Two things of interest from the graphs, if someone would care to address :
1) Why have the Alaskan glaciers grown this past season, whereas they did not back in 1999 ? Or did they, and it went undocumented or unreported ?
2) From the Vostok Ice Core Graph, it appears that climate and ice ages are predominantly governed by the amount of atmospheric dust. Is it documented whether the dust was volcanic in origin, or surface – from the huge Asian and African deserts, kicked up by atmospheric wind patterns ? Any correlations with significant asteroid impacts ?

May 14, 2009 6:46 am

steve
Glad you enjoyed the newspaper article.
You responded to a post from Flanagan with a link to:
Dr.
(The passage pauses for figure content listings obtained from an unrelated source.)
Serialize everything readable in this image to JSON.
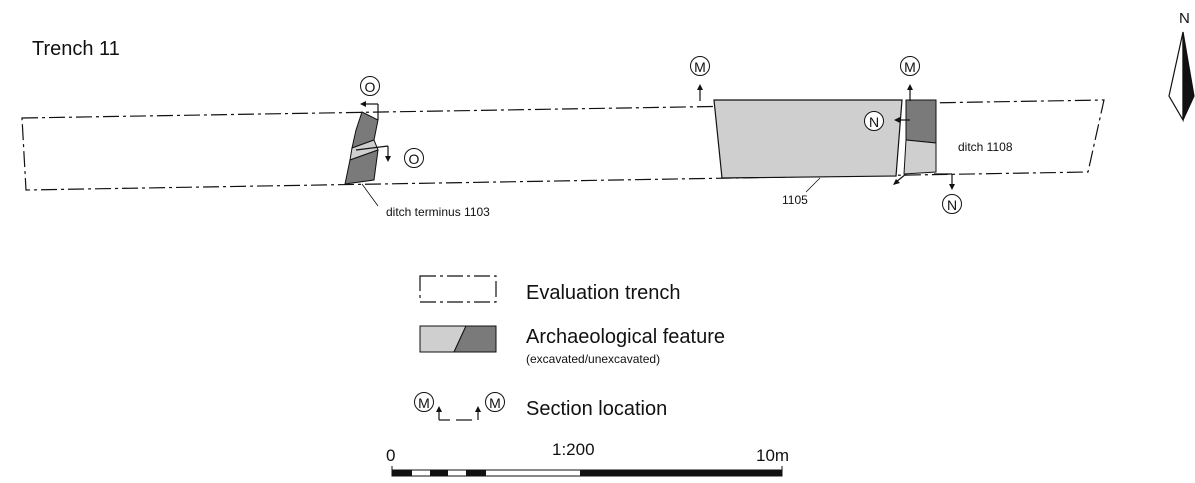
{
  "title": "Trench 11",
  "north": "N",
  "features": {
    "ditch_terminus": "ditch terminus 1103",
    "feature_1105": "1105",
    "ditch_1108": "ditch 1108"
  },
  "section_markers": {
    "o": "O",
    "m": "M",
    "n": "N"
  },
  "legend": {
    "trench": "Evaluation trench",
    "feature": "Archaeological feature",
    "feature_sub": "(excavated/unexcavated)",
    "section": "Section location"
  },
  "scale": {
    "start": "0",
    "ratio": "1:200",
    "end": "10m"
  },
  "colors": {
    "excavated": "#cfcfcf",
    "unexcavated": "#7a7a7a",
    "ink": "#111111"
  }
}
Walt Meier from NSIDC wrote this on WUWT a few months ago.
http://wattsupwiththat.com/2008/09/21/nsidc-s-dr-walt-meier-answers-10-questions/
This shows a map with dots whereby some temperatures are warmer than 70 years ago-some the same.
As a Brit I trend to think of Alaska as cold-with some parts very cold
so I was intrigued to compare this map with
http://wattsupwiththat.com/2009/05/13/90-of-the-last-million-years-the-normal-state-of-the-earths-climate-has-been-an-ice-age/
So the warm South West of england seems to shatre something with most of Alaska-it didnt glaciate during the last ice age. In other words some parts of Alaska are historicaly and currently warmer than intuition might indicate.
Have you-or anyone-an explanation for this? Height? Affect from a current? Micro climate?